After its release, publishers moved Barsky off the beat and Trump no longer faced his rigorous financial scrutiny.
A decade later, Trump attempted the same thing with another reporter, New York Times real estate reporter Charles V. Bagli. For years, Trump had offered Bagli tickets to the US Open. One year, Bagli finally agreed to advance his reporting on a story. Trump had tried to ingratiate himself with an important beat writer – but now he had potentially incriminating information.
Finally the time has come. After Bagli penned a fact-checking story for the opening credits of “The Apprentice,” writing that Trump “isn’t the biggest developer in New York, nor does he own Trump International Hotel and Tower,” Trump surged. His lawyer sent a letter to The Times threatening legal action and saying Bagli tried to shake Trump over the tickets and wrote the article when Trump refused. The charge was false, and the Times backed its reporter.

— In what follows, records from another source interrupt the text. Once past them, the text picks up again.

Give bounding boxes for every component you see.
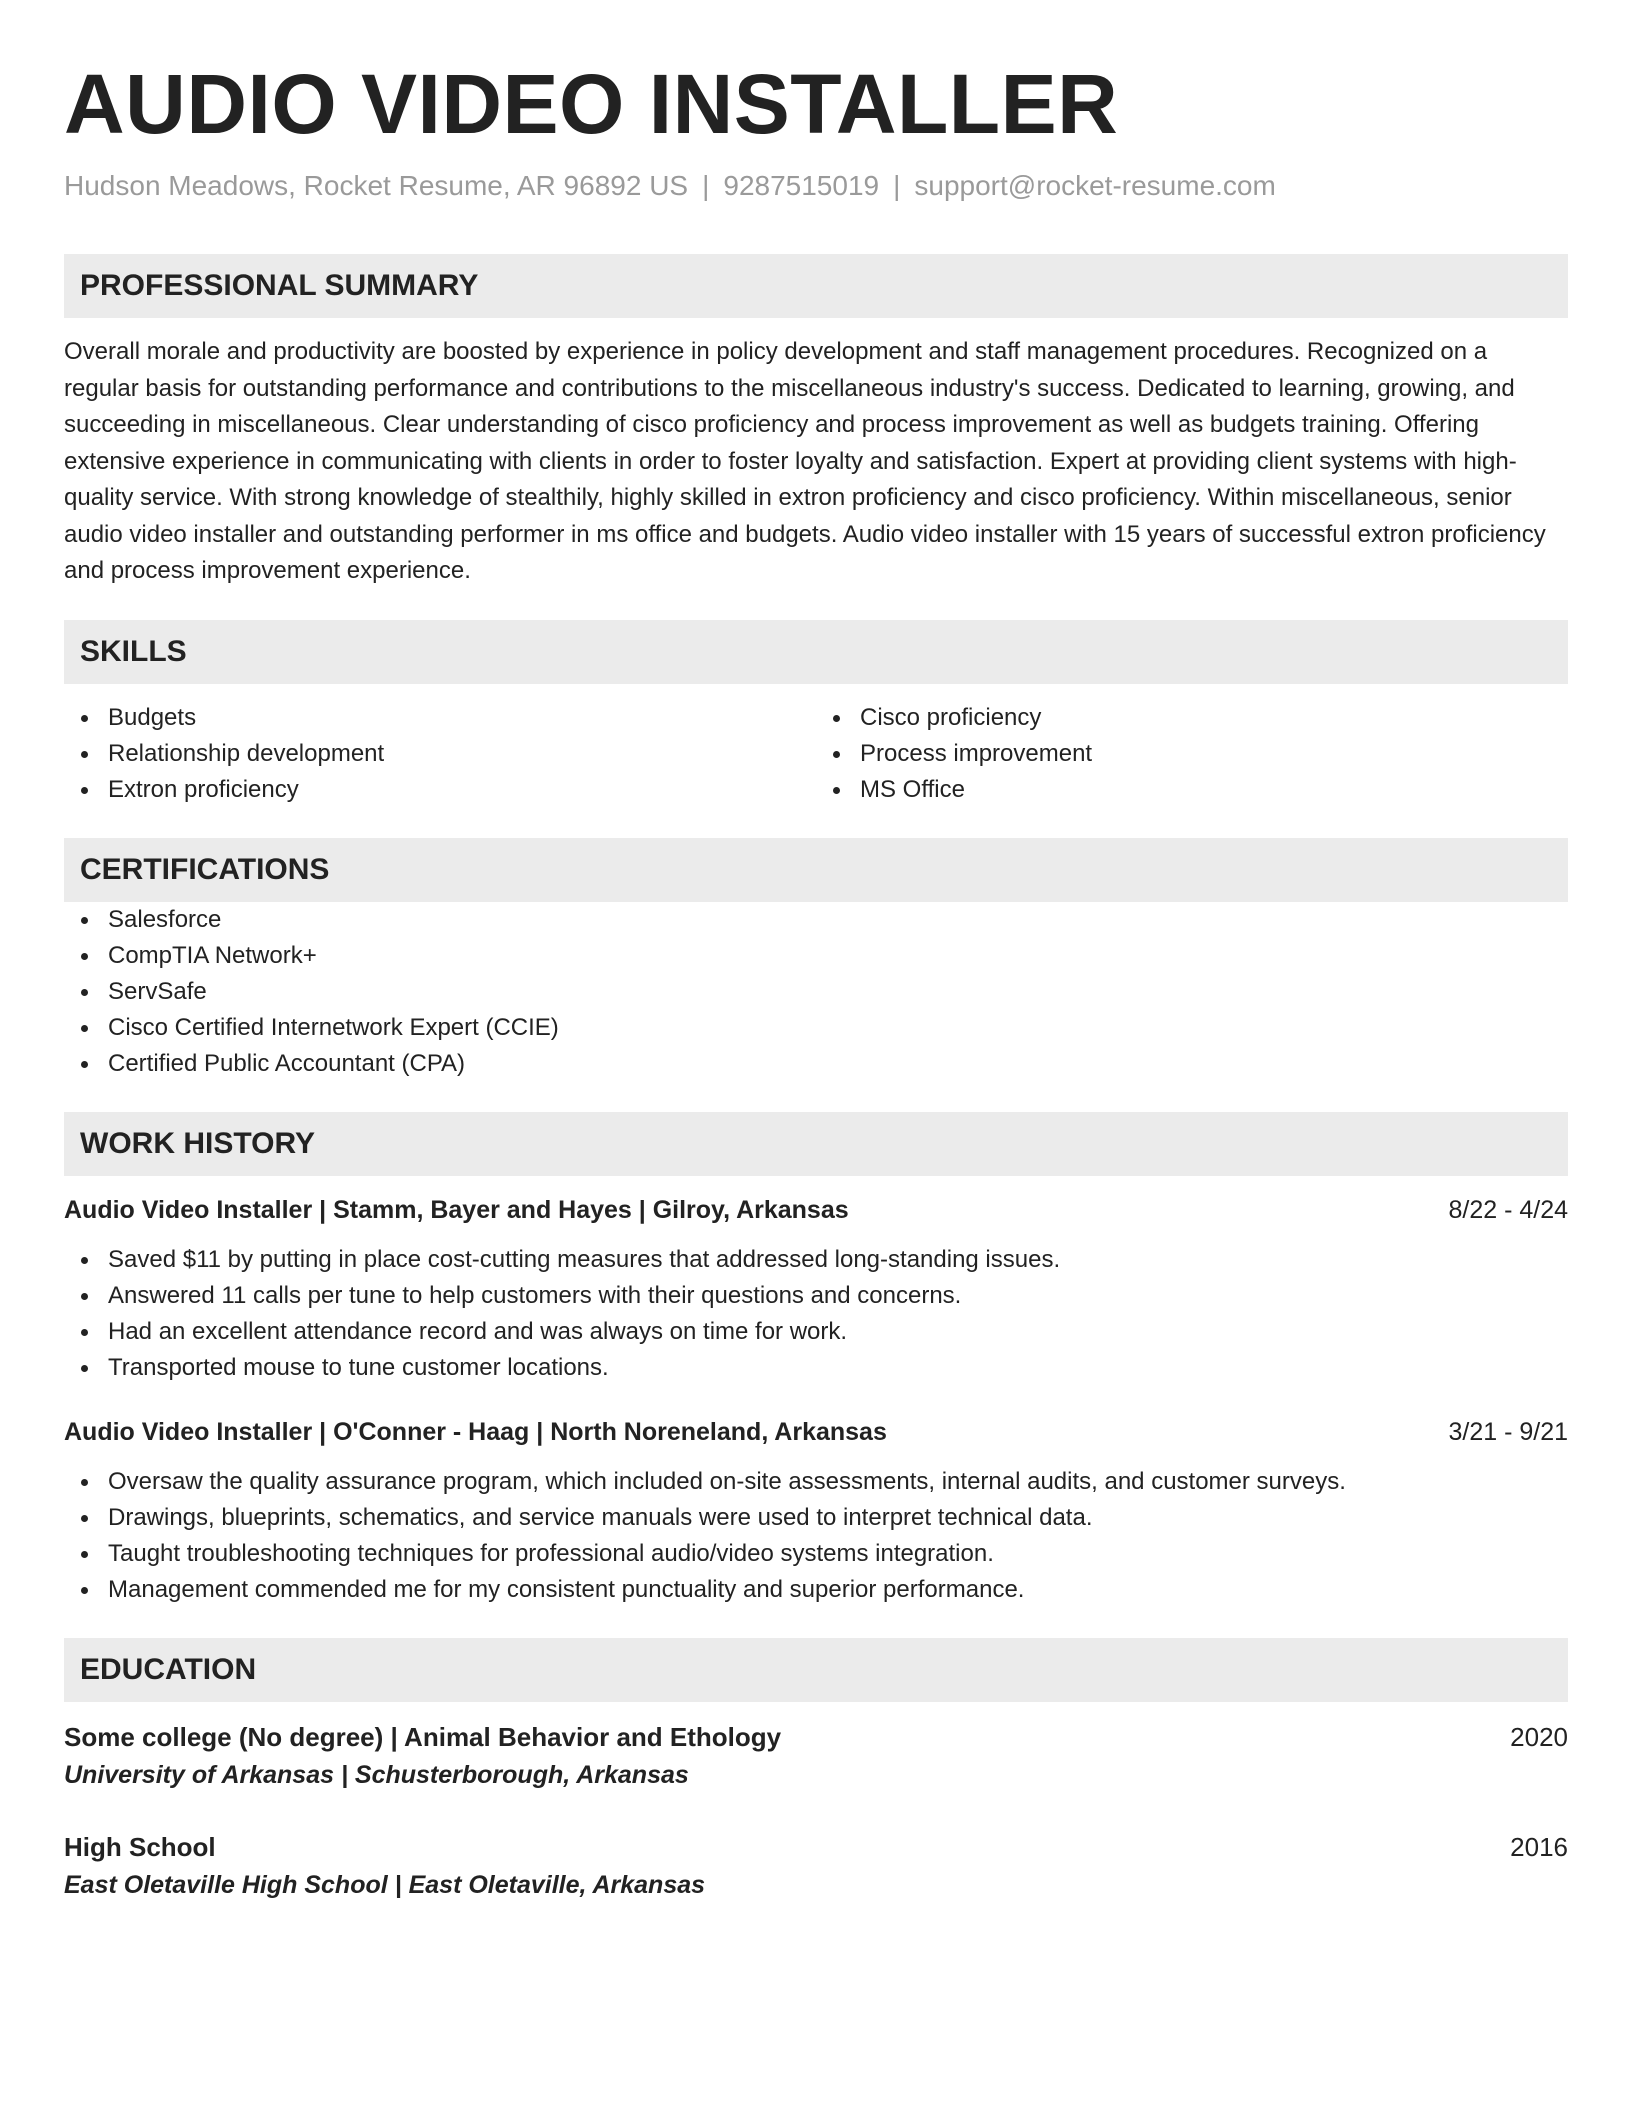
job-dates: 8/22 - 4/24 — [1448, 1195, 1568, 1224]
section-header-certifications: CERTIFICATIONS — [64, 838, 1568, 902]
job-bullet: Management commended me for my consistent punctuality and superior performance. — [108, 1572, 1568, 1608]
summary-text: Overall morale and productivity are boosted by experience in policy development and staff management procedures. Recognized on a regular basis for outstanding performance and contributions to the miscellaneous industry's success. Dedicated to learning, growing, and succeeding in miscellaneous. Clear understanding of cisco proficiency and process improvement as well as budgets training. Offering extensive experience in communicating with clients in order to foster loyalty and satisfaction. Expert at providing client systems with high-quality service. With strong knowledge of stealthily, highly skilled in extron proficiency and cisco proficiency. Within miscellaneous, senior audio video installer and outstanding performer in ms office and budgets. Audio video installer with 15 years of successful extron proficiency and process improvement experience. — [64, 338, 1546, 584]
skill-item: Extron proficiency — [108, 772, 816, 808]
certification-item: ServSafe — [108, 974, 1568, 1010]
job-bullet: Transported mouse to tune customer locations. — [108, 1350, 1568, 1386]
skill-item: Process improvement — [860, 736, 1568, 772]
skills-column-left — [64, 700, 816, 808]
section-header-skills: SKILLS — [64, 620, 1568, 684]
job-title: Audio Video Installer | Stamm, Bayer and Hayes | Gilroy, Arkansas — [64, 1195, 849, 1224]
job-bullet: Answered 11 calls per tune to help customers with their questions and concerns. — [108, 1278, 1568, 1314]
education-school: East Oletaville High School | East Oletaville, Arkansas — [64, 1870, 706, 1899]
education-degree: Some college (No degree) | Animal Behavior and Ethology — [64, 1721, 782, 1752]
job-dates: 3/21 - 9/21 — [1448, 1417, 1568, 1446]
contact-separator: | — [893, 170, 901, 201]
education-school: University of Arkansas | Schusterborough, Arkansas — [64, 1760, 689, 1789]
section-header-summary: PROFESSIONAL SUMMARY — [64, 254, 1568, 318]
skills-column-right — [816, 700, 1568, 808]
certification-item: Certified Public Accountant (CPA) — [108, 1046, 1568, 1082]
education-year: 2016 — [1510, 1831, 1568, 1862]
job-bullet: Oversaw the quality assurance program, which included on-site assessments, internal audits, and customer surveys. — [108, 1464, 1568, 1500]
certification-item: Salesforce — [108, 902, 1568, 938]
contact-phone: 9287515019 — [723, 170, 880, 201]
education-header — [64, 1718, 1568, 1756]
education-entry — [64, 1718, 1568, 1794]
job-bullet: Drawings, blueprints, schematics, and service manuals were used to interpret technical data. — [108, 1500, 1568, 1536]
education-degree: High School — [64, 1831, 216, 1862]
education-header — [64, 1828, 1568, 1866]
certifications-list — [64, 902, 1568, 1082]
certification-item: CompTIA Network+ — [108, 938, 1568, 974]
contact-address: Hudson Meadows, Rocket Resume, AR 96892 US — [64, 170, 689, 201]
skill-item: Budgets — [108, 700, 816, 736]
job-title: Audio Video Installer | O'Conner - Haag | North Noreneland, Arkansas — [64, 1417, 887, 1446]
job-bullet: Had an excellent attendance record and was always on time for work. — [108, 1314, 1568, 1350]
section-header-work-history: WORK HISTORY — [64, 1112, 1568, 1176]
contact-email: support@rocket-resume.com — [914, 170, 1276, 201]
education-year: 2020 — [1510, 1721, 1568, 1752]
contact-separator: | — [702, 170, 710, 201]
job-bullets — [64, 1242, 1568, 1386]
job-header — [64, 1414, 1568, 1450]
job-bullet: Saved $11 by putting in place cost-cutting measures that addressed long-standing issues. — [108, 1242, 1568, 1278]
skill-item: Relationship development — [108, 736, 816, 772]
contact-line — [64, 168, 1568, 204]
skills-grid — [64, 700, 1568, 808]
education-entry — [64, 1828, 1568, 1904]
job-bullet: Taught troubleshooting techniques for professional audio/video systems integration. — [108, 1536, 1568, 1572]
skill-item: MS Office — [860, 772, 1568, 808]
job-entry — [64, 1192, 1568, 1386]
section-header-education: EDUCATION — [64, 1638, 1568, 1702]
skill-item: Cisco proficiency — [860, 700, 1568, 736]
job-header — [64, 1192, 1568, 1228]
candidate-name: AUDIO VIDEO INSTALLER — [64, 57, 1119, 151]
certification-item: Cisco Certified Internetwork Expert (CCIE) — [108, 1010, 1568, 1046]
job-bullets — [64, 1464, 1568, 1608]
job-entry — [64, 1414, 1568, 1608]
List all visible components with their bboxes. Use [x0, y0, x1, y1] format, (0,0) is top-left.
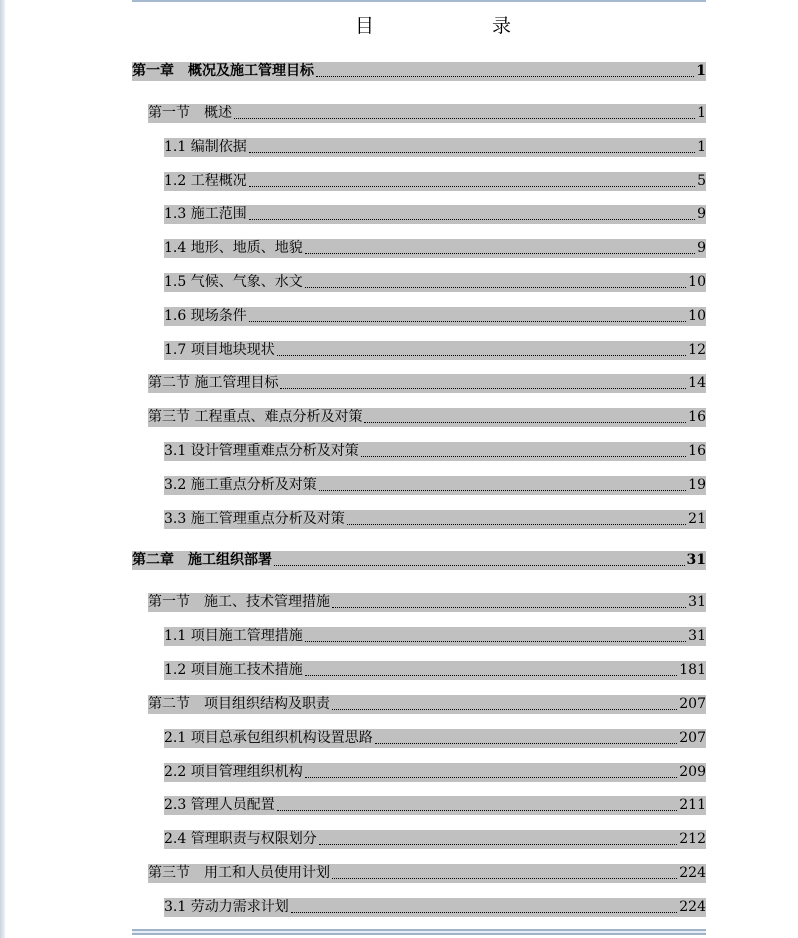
- toc-entry-page-number: 207: [679, 696, 706, 712]
- toc-entry[interactable]: [148, 695, 706, 714]
- toc-entry-page-number: 12: [688, 342, 706, 358]
- document-page: [132, 0, 706, 938]
- toc-entry-page-number: 16: [688, 409, 706, 425]
- toc-entry-label: 1.7 项目地块现状: [164, 342, 275, 358]
- toc-entry-label: 第三节 用工和人员使用计划: [148, 865, 330, 881]
- toc-entry-label: 1.1 项目施工管理措施: [164, 628, 303, 644]
- toc-entry-page-number: 5: [697, 173, 706, 189]
- toc-entry[interactable]: [164, 729, 706, 748]
- toc-leader-dots: [249, 151, 695, 153]
- window-left-edge: [0, 0, 5, 938]
- toc-entry-page-number: 31: [688, 628, 706, 644]
- toc-entry-page-number: 16: [688, 443, 706, 459]
- toc-entry-page-number: 1: [697, 105, 706, 121]
- toc-leader-dots: [277, 809, 678, 811]
- toc-leader-dots: [291, 911, 678, 913]
- toc-leader-dots: [277, 354, 686, 356]
- toc-entry-label: 第二节 施工管理目标: [148, 375, 279, 391]
- toc-entry-page-number: 212: [679, 831, 706, 847]
- toc-leader-dots: [319, 489, 686, 491]
- toc-entry-label: 1.5 气候、气象、水文: [164, 274, 303, 290]
- toc-entry[interactable]: [148, 864, 706, 883]
- toc-entry-page-number: 10: [688, 308, 706, 324]
- toc-entry[interactable]: [164, 510, 706, 529]
- toc-leader-dots: [280, 387, 686, 389]
- toc-entry[interactable]: [164, 239, 706, 258]
- toc-entry[interactable]: [148, 104, 706, 123]
- toc-leader-dots: [332, 708, 677, 710]
- toc-entry[interactable]: [164, 661, 706, 680]
- toc-entry-label: 2.4 管理职责与权限划分: [164, 831, 317, 847]
- toc-entry-page-number: 224: [679, 899, 706, 915]
- toc-leader-dots: [332, 606, 686, 608]
- toc-entry-page-number: 224: [679, 865, 706, 881]
- toc-entry-page-number: 207: [679, 730, 706, 746]
- toc-entry[interactable]: [148, 408, 706, 427]
- toc-leader-dots: [319, 843, 678, 845]
- toc-entry[interactable]: [164, 341, 706, 360]
- toc-entry[interactable]: [164, 796, 706, 815]
- toc-entry-page-number: 14: [688, 375, 706, 391]
- toc-entry-label: 第二节 项目组织结构及职责: [148, 696, 330, 712]
- toc-entry-label: 1.3 施工范围: [164, 206, 247, 222]
- toc-entry[interactable]: [164, 273, 706, 292]
- toc-title-char-2: 录: [492, 15, 512, 37]
- page-top-border: [132, 0, 706, 2]
- toc-leader-dots: [249, 320, 686, 322]
- toc-entry-label: 2.2 项目管理组织机构: [164, 764, 303, 780]
- toc-leader-dots: [332, 877, 677, 879]
- toc-leader-dots: [361, 455, 686, 457]
- toc-entry[interactable]: [164, 138, 706, 157]
- toc-leader-dots: [274, 564, 685, 566]
- toc-entry[interactable]: [132, 62, 706, 81]
- toc-leader-dots: [375, 742, 678, 744]
- toc-entry-page-number: 181: [679, 662, 706, 678]
- page-bottom-border: [132, 929, 706, 935]
- toc-entry-page-number: 10: [688, 274, 706, 290]
- toc-entry[interactable]: [164, 307, 706, 326]
- toc-entry[interactable]: [164, 476, 706, 495]
- toc-entry-page-number: 211: [679, 797, 706, 813]
- toc-entry-label: 第一节 概述: [148, 105, 232, 121]
- toc-leader-dots: [305, 286, 686, 288]
- toc-leader-dots: [249, 218, 695, 220]
- toc-entry-label: 2.1 项目总承包组织机构设置思路: [164, 730, 373, 746]
- toc-title: [132, 12, 706, 40]
- toc-entry-label: 3.3 施工管理重点分析及对策: [164, 511, 345, 527]
- toc-entry-label: 1.2 工程概况: [164, 173, 247, 189]
- toc-entry-label: 1.4 地形、地质、地貌: [164, 240, 303, 256]
- toc-entry[interactable]: [164, 442, 706, 461]
- toc-entry[interactable]: [164, 898, 706, 917]
- toc-entry-label: 3.1 劳动力需求计划: [164, 899, 289, 915]
- toc-leader-dots: [316, 75, 694, 77]
- toc-entry-label: 第二章 施工组织部署: [132, 552, 272, 568]
- toc-entry-label: 1.6 现场条件: [164, 308, 247, 324]
- toc-leader-dots: [249, 185, 695, 187]
- toc-entry-page-number: 31: [688, 594, 706, 610]
- toc-entry-label: 1.2 项目施工技术措施: [164, 662, 303, 678]
- toc-leader-dots: [347, 523, 686, 525]
- toc-entry-label: 3.2 施工重点分析及对策: [164, 477, 317, 493]
- toc-entry-label: 第一节 施工、技术管理措施: [148, 594, 330, 610]
- toc-leader-dots: [305, 776, 678, 778]
- toc-entry-label: 2.3 管理人员配置: [164, 797, 275, 813]
- toc-leader-dots: [305, 640, 686, 642]
- toc-entry[interactable]: [164, 830, 706, 849]
- toc-leader-dots: [305, 674, 678, 676]
- toc-entry-page-number: 209: [679, 764, 706, 780]
- toc-entry[interactable]: [164, 627, 706, 646]
- toc-entry-page-number: 9: [697, 206, 706, 222]
- toc-entry-label: 1.1 编制依据: [164, 139, 247, 155]
- toc-leader-dots: [364, 421, 686, 423]
- toc-entry[interactable]: [164, 205, 706, 224]
- toc-leader-dots: [234, 117, 695, 119]
- toc-entry[interactable]: [164, 172, 706, 191]
- toc-entry-page-number: 1: [696, 63, 706, 79]
- toc-entry-label: 第一章 概况及施工管理目标: [132, 63, 314, 79]
- toc-entry[interactable]: [148, 593, 706, 612]
- toc-title-char-1: 目: [355, 15, 375, 37]
- toc-entry[interactable]: [164, 763, 706, 782]
- toc-entry-page-number: 1: [697, 139, 706, 155]
- toc-entry[interactable]: [132, 551, 706, 570]
- toc-entry-page-number: 21: [688, 511, 706, 527]
- toc-leader-dots: [305, 252, 695, 254]
- toc-entry-page-number: 9: [697, 240, 706, 256]
- toc-entry[interactable]: [148, 374, 706, 393]
- toc-entry-label: 3.1 设计管理重难点分析及对策: [164, 443, 359, 459]
- toc-entry-page-number: 19: [688, 477, 706, 493]
- toc-entry-label: 第三节 工程重点、难点分析及对策: [148, 409, 363, 425]
- toc-entry-page-number: 31: [686, 552, 706, 568]
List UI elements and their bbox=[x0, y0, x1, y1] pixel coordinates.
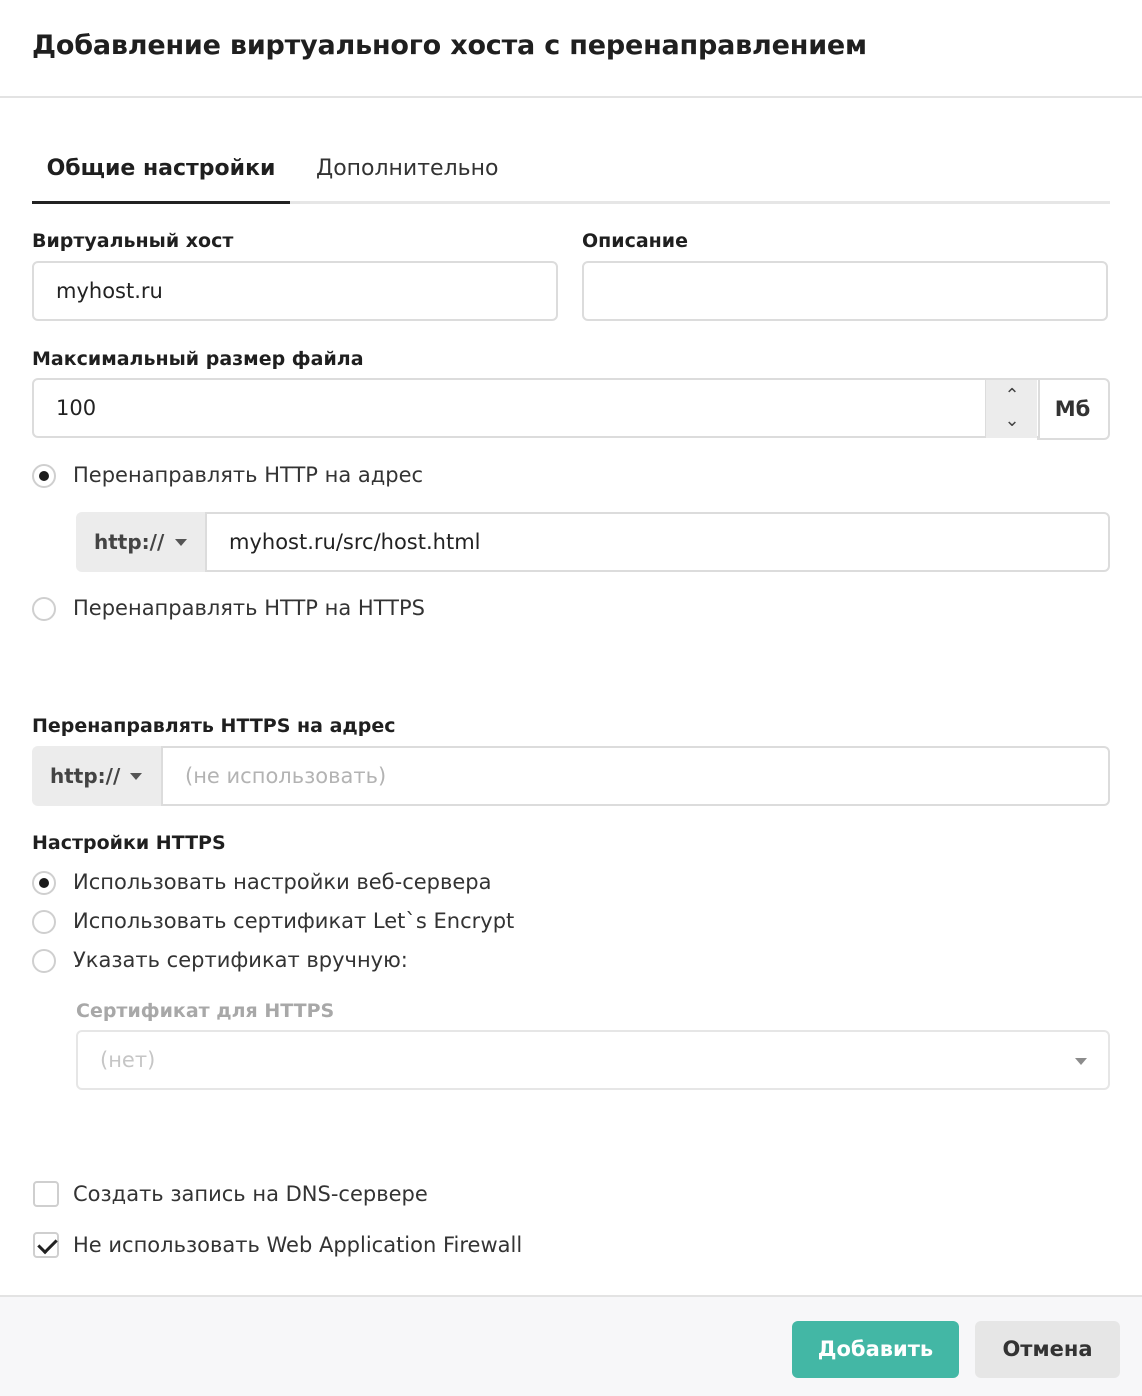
disable-waf-label: Не использовать Web Application Firewall bbox=[73, 1233, 523, 1257]
http-scheme-value: http:// bbox=[94, 530, 165, 554]
chevron-down-icon bbox=[1075, 1058, 1087, 1065]
stepper-up-icon[interactable]: ⌃ bbox=[1004, 385, 1020, 406]
certificate-label: Сертификат для HTTPS bbox=[76, 1000, 335, 1022]
tab-general-settings[interactable]: Общие настройки bbox=[32, 140, 290, 204]
http-scheme-select[interactable] bbox=[76, 512, 206, 572]
vhost-input[interactable]: myhost.ru bbox=[32, 261, 558, 321]
use-webserver-settings-label: Использовать настройки веб-сервера bbox=[73, 870, 492, 894]
manual-certificate-label: Указать сертификат вручную: bbox=[73, 948, 408, 972]
https-scheme-select[interactable] bbox=[32, 746, 162, 806]
tab-bar bbox=[32, 140, 1110, 204]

While people’s gambling and hotel habits can be valuable, top secret information has the potential to be even more so. Since he was back in his casino heyday, just knowing that Trump may have compromising secrets and could use them confers continued power.
The New Jersey tunnel that Trump fought so hard against was finally approved, although Wynn, and then Trump, left Atlantic City. But Trump and Whitman never reconciled. In 2016, she declined to support him in the Republican presidential primary. Displeased, Trump passed her a letter, Whitman recalled, which again referenced his son’s drunken incident at the school dance. At that time, her son, who now works in healthcare financing, was an adult. As Whitman remembered, on the letter were these words scribbled with a Sharpie: “Too bad you don’t remember the good old days.”